Она стирала тряпкой нарисованные на доске кафе, бассейны и библиотеки, высокую гору, на вершине которой стояла девчонка, по одному стирала человечков. По одному, одного за другим, она теряла людей, которых придумала. Они не исчезали навсегда, как меловые человечки, не проваливались в преисподнюю, они на глазах превращались в незнакомых и чужих.

Доска снова стояла перед ней чёрная, скорее не чёрная — серая. Не умея победить в себе чувства потери, Даша снова стала чертить на ней человечков. Человечки, пустые и серые внутри, но вычерченные жирно-белыми линиями, вызывали непонятное облегчение. Их было уже много, им было уже тесно на доске, зато серость и черноту её они всё-таки убили.

* * *

Поздно вечером, когда Рыжик уже спала, а я дописывала последнюю страницу лекции, раздался звонок в дверь. Беда? Телеграмма от мужа? Может быть, гости? Какие гости в одиннадцать часов вечера!

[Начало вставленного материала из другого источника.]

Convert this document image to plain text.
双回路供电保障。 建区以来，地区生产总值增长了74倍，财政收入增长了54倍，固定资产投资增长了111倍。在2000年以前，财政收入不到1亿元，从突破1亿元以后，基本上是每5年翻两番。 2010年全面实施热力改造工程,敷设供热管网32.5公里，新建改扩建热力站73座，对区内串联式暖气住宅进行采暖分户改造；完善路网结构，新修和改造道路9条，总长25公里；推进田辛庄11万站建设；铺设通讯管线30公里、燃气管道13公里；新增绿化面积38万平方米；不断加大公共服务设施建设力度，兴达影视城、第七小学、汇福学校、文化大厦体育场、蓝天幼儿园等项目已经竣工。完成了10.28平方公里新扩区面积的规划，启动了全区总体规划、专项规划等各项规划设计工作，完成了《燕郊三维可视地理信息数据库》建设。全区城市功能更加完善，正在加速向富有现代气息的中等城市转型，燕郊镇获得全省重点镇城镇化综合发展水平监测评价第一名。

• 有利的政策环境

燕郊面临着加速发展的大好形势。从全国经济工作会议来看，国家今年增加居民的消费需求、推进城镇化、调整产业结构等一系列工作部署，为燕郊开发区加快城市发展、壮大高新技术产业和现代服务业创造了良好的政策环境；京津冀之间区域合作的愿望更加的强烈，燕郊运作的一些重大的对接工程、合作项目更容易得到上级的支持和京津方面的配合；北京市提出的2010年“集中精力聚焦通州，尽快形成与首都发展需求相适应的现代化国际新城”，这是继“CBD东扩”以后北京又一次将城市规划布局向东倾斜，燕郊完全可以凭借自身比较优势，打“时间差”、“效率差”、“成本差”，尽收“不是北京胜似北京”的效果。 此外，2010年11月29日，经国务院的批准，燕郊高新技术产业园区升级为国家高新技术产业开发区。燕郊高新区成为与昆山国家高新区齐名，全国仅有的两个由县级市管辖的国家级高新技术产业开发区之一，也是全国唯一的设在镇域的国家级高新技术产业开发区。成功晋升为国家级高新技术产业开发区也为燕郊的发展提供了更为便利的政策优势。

— Здравствуйте! — У Даши стекают по лицу вода и волосы. Снова дождь заливает Москву. — Увидела свет, значит, не спите.

Слава богу, пришла. Её сочинение, разговор с Шурой, её не дающиеся мне глаза…

— Заходи скорее, обсохнешь, чаю попьём, — тороплюсь показать Даше, как я ждала её. Но Даша не отвечает, лицо у неё отстранённое. — Заходи скорее, я давно жду тебя, нужно поговорить.

Она же вдруг побежала вниз по лестнице, через две ступеньки.

— Даша, вернись!

Внизу хлопнула дверь.

Глава вторая

Уроки пролетели как никогда быстро.

С Дашей поговорить не успела. И хорошо. Я не готова к разговору.

В одном из классов снова набрала тетрадей, итак не захотелось тащить их домой, что я пристроилась проверять их в школе. Едва уговорила ребят не ждать меня.

Тишина после шума была оглушительной, класс слишком пустым, сочинения слишком длинными. Лекция удалась! Не размагнитила, не рассыпала ребят.

И то, что неожиданно, слишком рано, выпал снег, пристыв морозцем, — не беда!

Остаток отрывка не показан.